Dirección

Electra vio esa noche a Enrique por primera vez en un año entero. Verlo en serio, no ese ver que era sólo encontrárselo con los ojos en la oficina y en la cena. Ella estaba ante el espejo, en realidad arreglándose nada, contemplándose con la serenidad de quien se encuentra ante una obra concluida y se limita a darle un par de pinceladas por no dejar vacío el día. Se acomodaba y reacomodaba los pasadores más por ocio que por vanidad. Así estaba, con un ramo de fierrillos colgándole de los labios y las manos detrás de la nuca en peinado improvisado, cuando lo vio aparecer por la esquina superior izquierda del espejo de cuerpo entero. Era guapo todavía, con esa guapura que sólo ella entendía (ella y otra, no había que olvidarlo). Traía el gorro con las tres estrellas y se lo quitó al entrar, reconociendo que pasaba al templo que no le pertenecía. Lo apretó contra su pecho y dio un paso al frente, lo que lo escondió de su vista porque ahora estaba justo detrás de ella. Se perdió ahí por varios segundos y Electra siguió fingiendo que se peinaba con concentración absoluta. Apareció del otro lado, esquina superior derecha, en camiseta y ligeramente más bajito, y ella concluyó decepcionada que había pasado esos instantes de misterio desabotonándose la camisa y quitándose las botas. Lo vio acercarse con esa sonrisa que también sólo ella entendía (¿y la otra?) y se giró en el momento justo para recibir su saludo en la mejilla de tantos años, con los ojos cerrados para imaginarse que fuera la primera vez. Pero una premonición le hizo abrir los párpados justo antes del beso y vio claramente cómo el ojo de Enrique se caía. Era el ojo derecho, y se salió de su órbita resbalosamente y sin gracia para quedar colgado y viendo al suelo como regañado.
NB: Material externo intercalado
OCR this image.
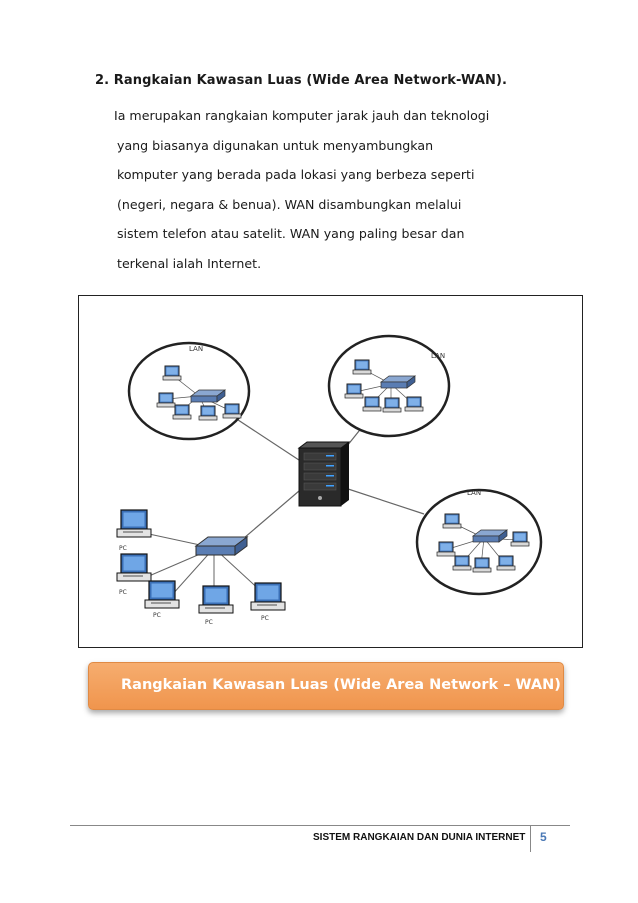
2. Rangkaian Kawasan Luas (Wide Area Network-WAN).
Ia merupakan rangkaian komputer jarak jauh dan teknologi
yang biasanya digunakan untuk menyambungkan
komputer yang berada pada lokasi yang berbeza seperti
(negeri, negara & benua). WAN disambungkan melalui
sistem telefon atau satelit. WAN yang paling besar dan
terkenal ialah Internet.
LAN
LAN
LAN
PC
PC
PC
PC
PC
Rangkaian Kawasan Luas (Wide Area Network – WAN)
SISTEM RANGKAIAN DAN DUNIA INTERNET 5
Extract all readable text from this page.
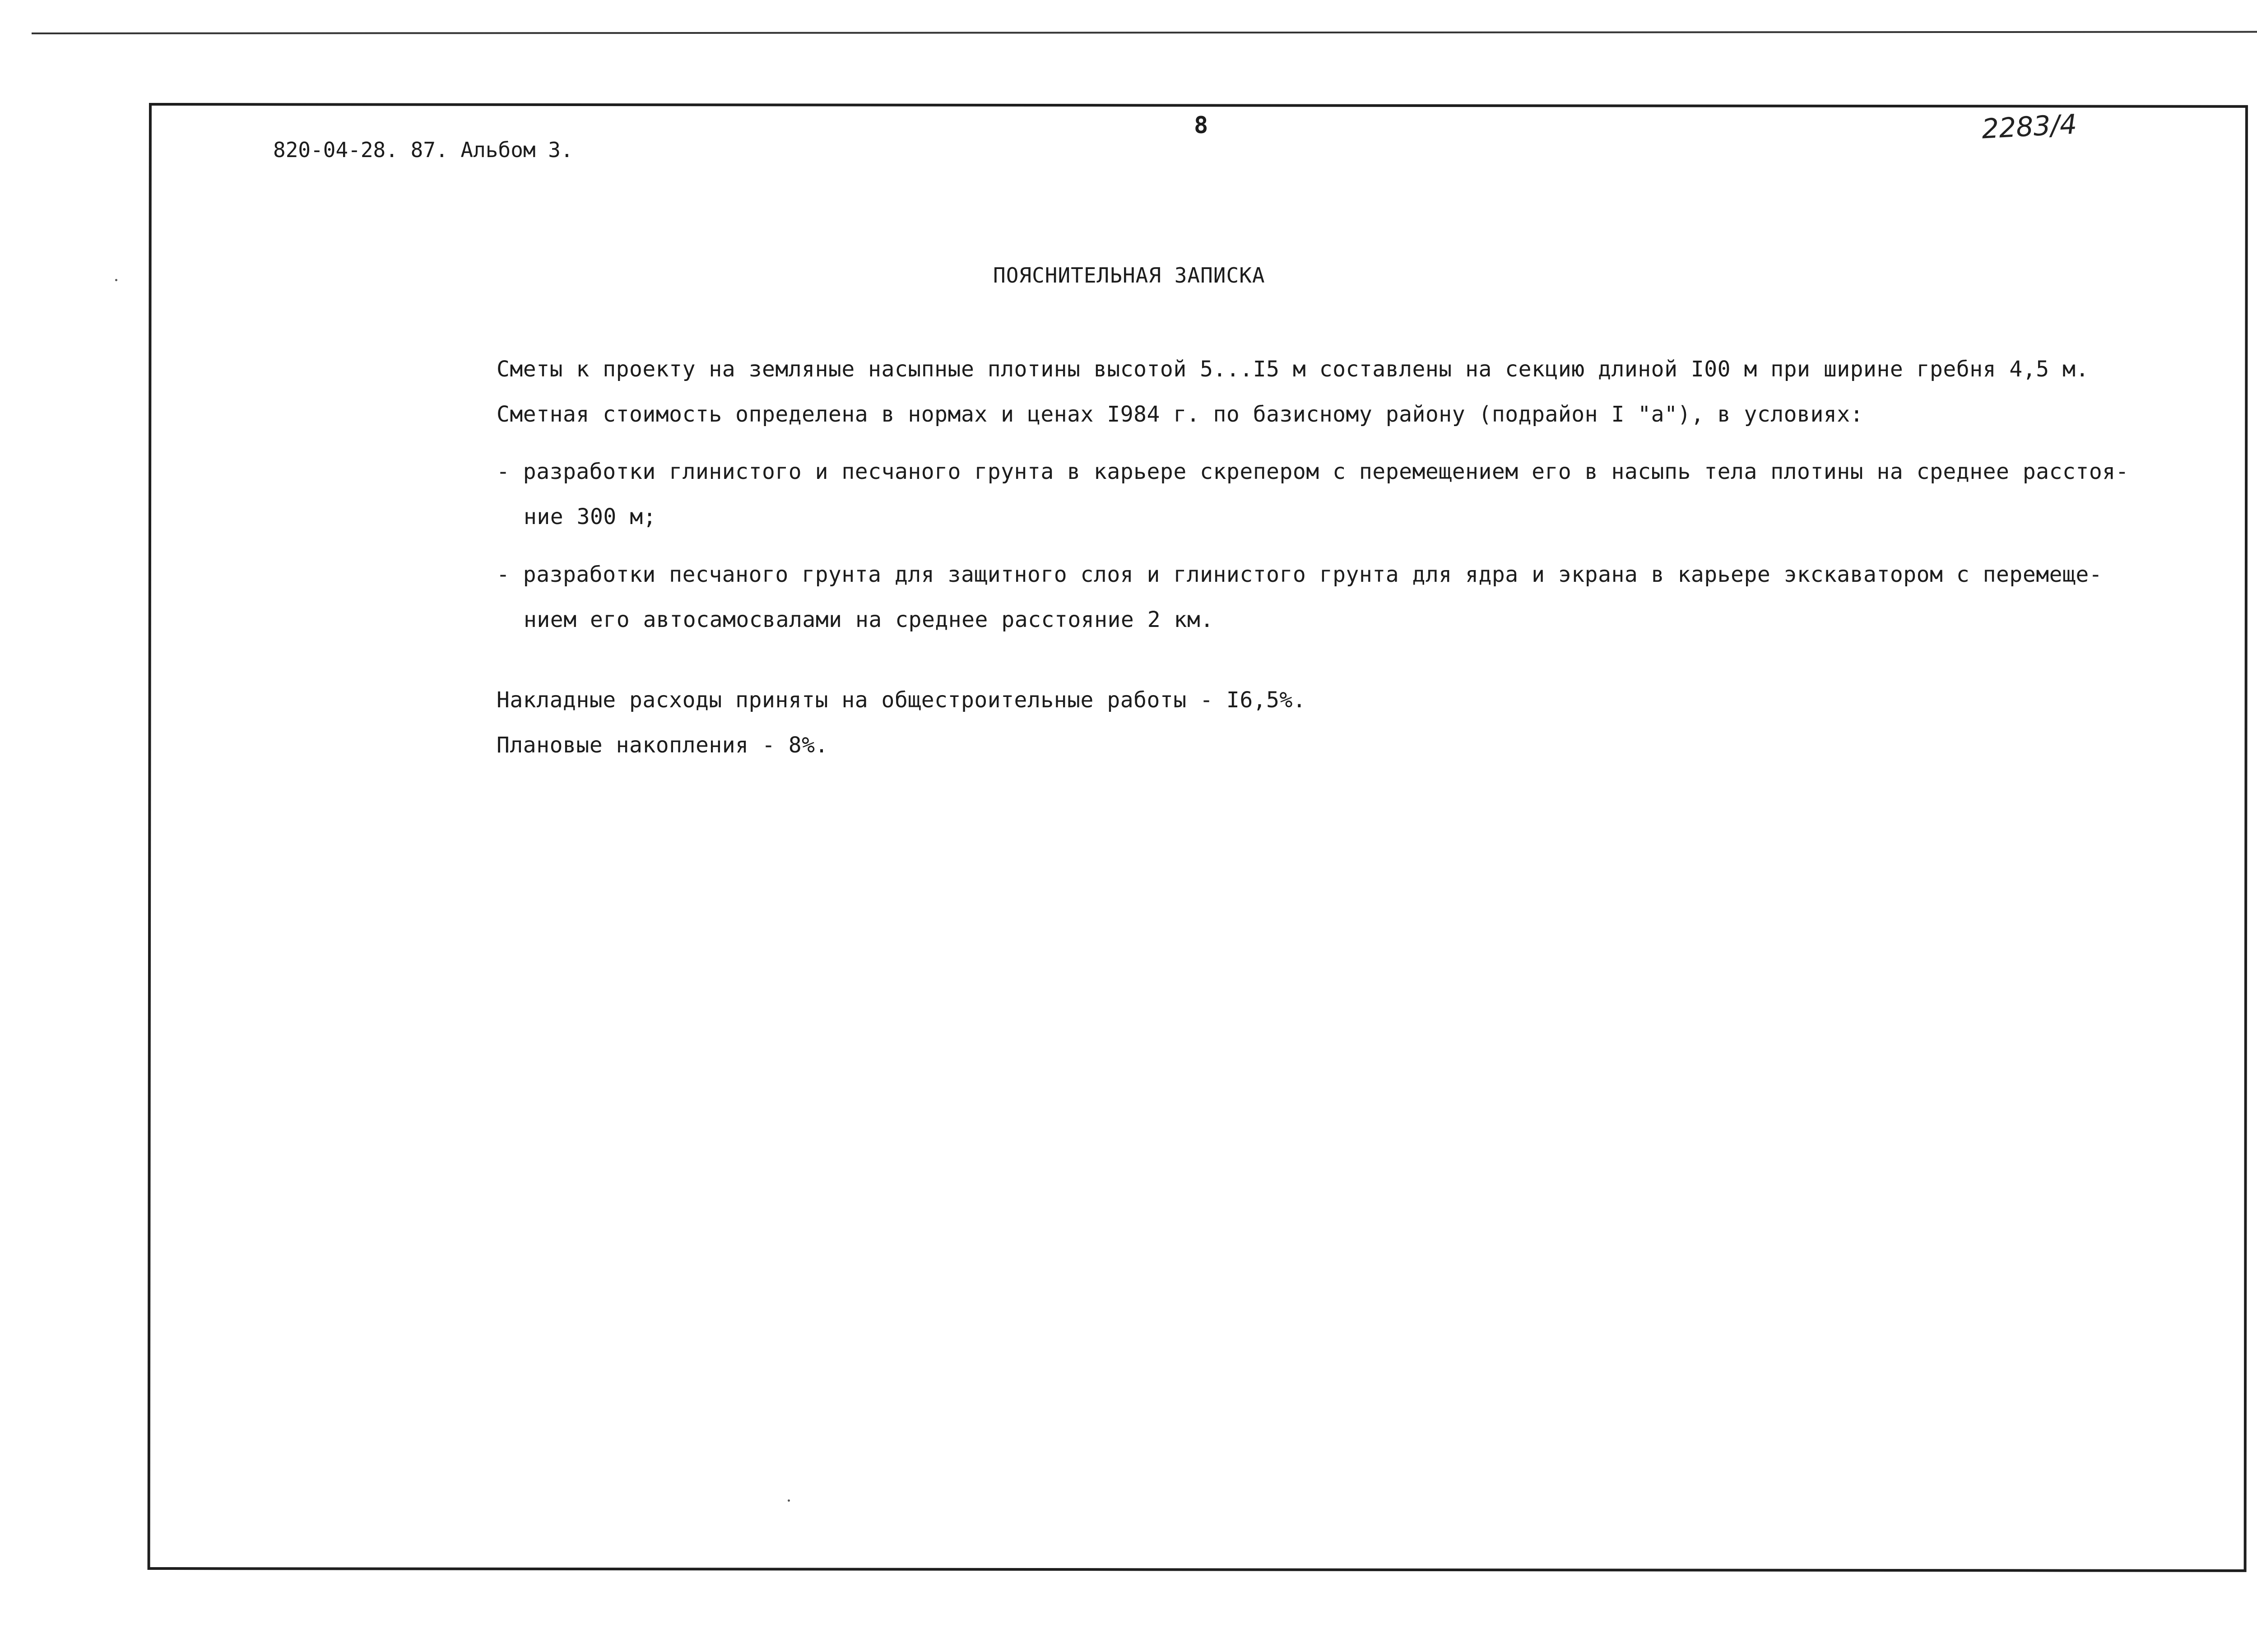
820-04-28. 87. Альбом 3.
8	2283/4
ПОЯСНИТЕЛЬНАЯ ЗАПИСКА
Сметы к проекту на земляные насыпные плотины высотой 5...I5 м составлены на секцию длиной I00 м при ширине гребня 4,5 м.
Сметная стоимость определена в нормах и ценах I984 г. по базисному району (подрайон I "а"), в условиях:
- разработки глинистого и песчаного грунта в карьере скрепером с перемещением его в насыпь тела плотины на среднее расстоя-
ние 300 м;
- разработки песчаного грунта для защитного слоя и глинистого грунта для ядра и экрана в карьере экскаватором с перемеще-
нием его автосамосвалами на среднее расстояние 2 км.
Накладные расходы приняты на общестроительные работы - I6,5%.
Плановые накопления - 8%.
Electra dio un salto hacia atrás, un saltito apenas, lo suficiente para poner aire entre su cuerpo y ése que ya no reconocía. Por puro magnetismo bajó la vista para seguir la mirada de ese ojo yerto y perdido. Se encontró con las manos llagadas de Enrique, y las uñas que también comenzaban a ceder a la gravedad. La golpeó el hedor pútrido del cuerpo descomponiéndose. Le dio la espalda y le dijo a su reflejo, que seguía tan guapo, tan fresco como antaño:

–Estás muerto, Enrique.

Él le prendió los brazos y la atrajo a sí suavemente. Tuvo que esforzarse para seguir viéndolo en el espejo, para no desviar los ojos y encontrar nuevamente sus manos verdosas, el gusano que no tardaba en saltar del metatarso.

–¿Qué dices?

Su voz quería ser dulce, pero sonaba lejana, y el aliento que la acompañó se antojaba liberado de una cripta. Comprendió entonces que su guapura ya no era para que la entendiera ella (quizá la otra). Se giró para enfrentarlo para siempre.
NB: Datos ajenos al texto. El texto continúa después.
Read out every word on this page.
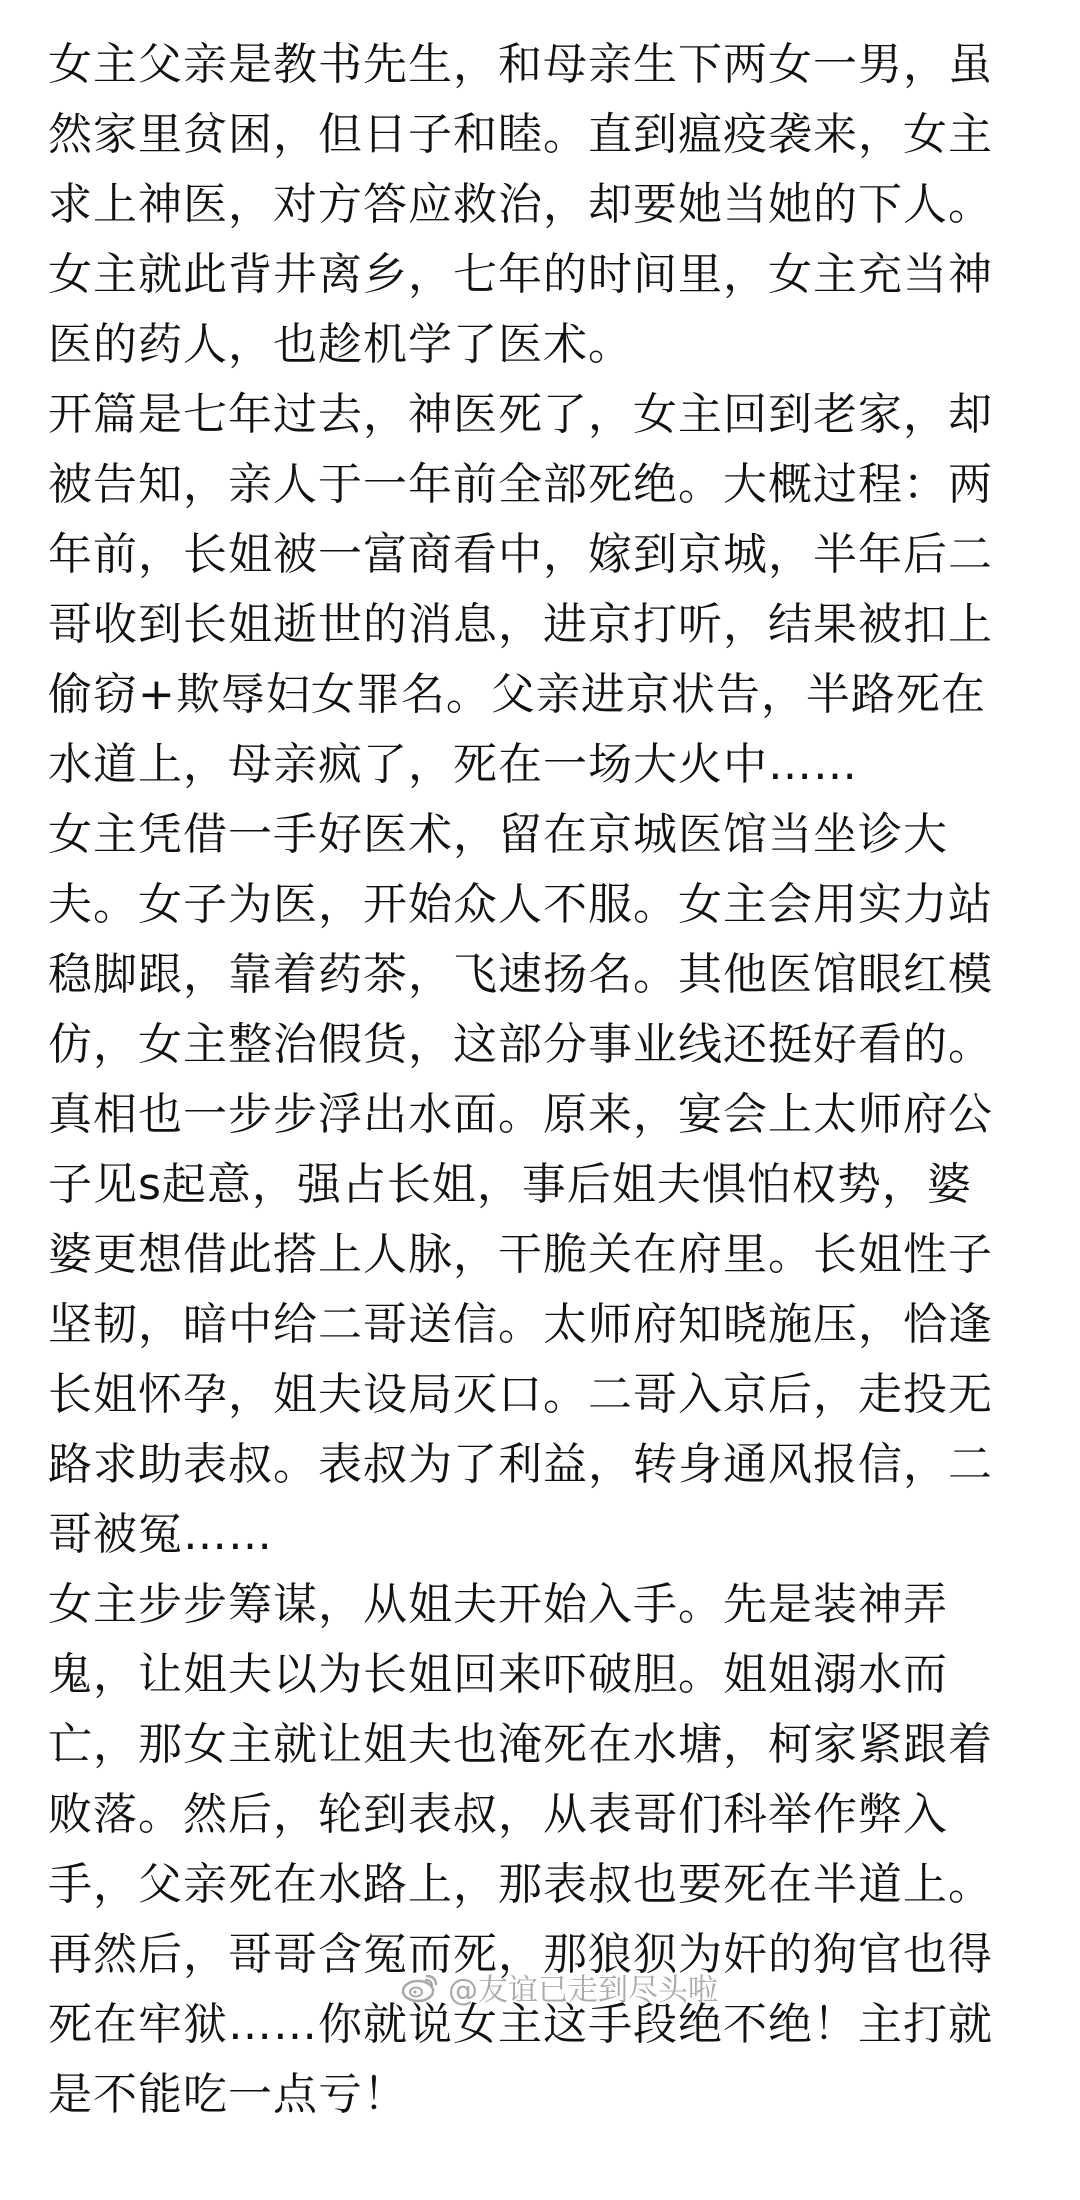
女主父亲是教书先生，和母亲生下两女一男，虽
然家里贫困，但日子和睦。直到瘟疫袭来，女主
求上神医，对方答应救治，却要她当她的下人。
女主就此背井离乡，七年的时间里，女主充当神
医的药人，也趁机学了医术。
开篇是七年过去，神医死了，女主回到老家，却
被告知，亲人于一年前全部死绝。大概过程：两
年前，长姐被一富商看中，嫁到京城，半年后二
哥收到长姐逝世的消息，进京打听，结果被扣上
偷窃+欺辱妇女罪名。父亲进京状告，半路死在
水道上，母亲疯了，死在一场大火中……
女主凭借一手好医术，留在京城医馆当坐诊大
夫。女子为医，开始众人不服。女主会用实力站
稳脚跟，靠着药茶，飞速扬名。其他医馆眼红模
仿，女主整治假货，这部分事业线还挺好看的。
真相也一步步浮出水面。原来，宴会上太师府公
子见s起意，强占长姐，事后姐夫惧怕权势，婆
婆更想借此搭上人脉，干脆关在府里。长姐性子
坚韧，暗中给二哥送信。太师府知晓施压，恰逢
长姐怀孕，姐夫设局灭口。二哥入京后，走投无
路求助表叔。表叔为了利益，转身通风报信，二
哥被冤……
女主步步筹谋，从姐夫开始入手。先是装神弄
鬼，让姐夫以为长姐回来吓破胆。姐姐溺水而
亡，那女主就让姐夫也淹死在水塘，柯家紧跟着
败落。然后，轮到表叔，从表哥们科举作弊入
手，父亲死在水路上，那表叔也要死在半道上。
再然后，哥哥含冤而死，那狼狈为奸的狗官也得
死在牢狱……你就说女主这手段绝不绝！主打就
是不能吃一点亏！
@友谊已走到尽头啦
–Entiéndelo, Enrique, estás muerto.

Se lo dijo con la mano sobre el pecho para mantenerlo a distancia, pero ya sentía bajo su palma el miasma y tuvo que retirarla. Enrique dio dos pasos en retirada, con su cara de muerto arrepentido, unas cejas de alma en pena y ese ojo colgándole lastimeramente. Se sentó sobre la cama, se puso las botas milagrosamente sin que le botara un dedo, se abotonó la camisa, tomó su gorro con las tres estrellas y salió como si nada hubiera pasado, como si nunca hubiera pensado siquiera en entrar en ese cuarto, como si tuviera el suyo propio, su dignidad de soldado apenas traicionada por ese pie izquierdo que comenzaba a arrastrar.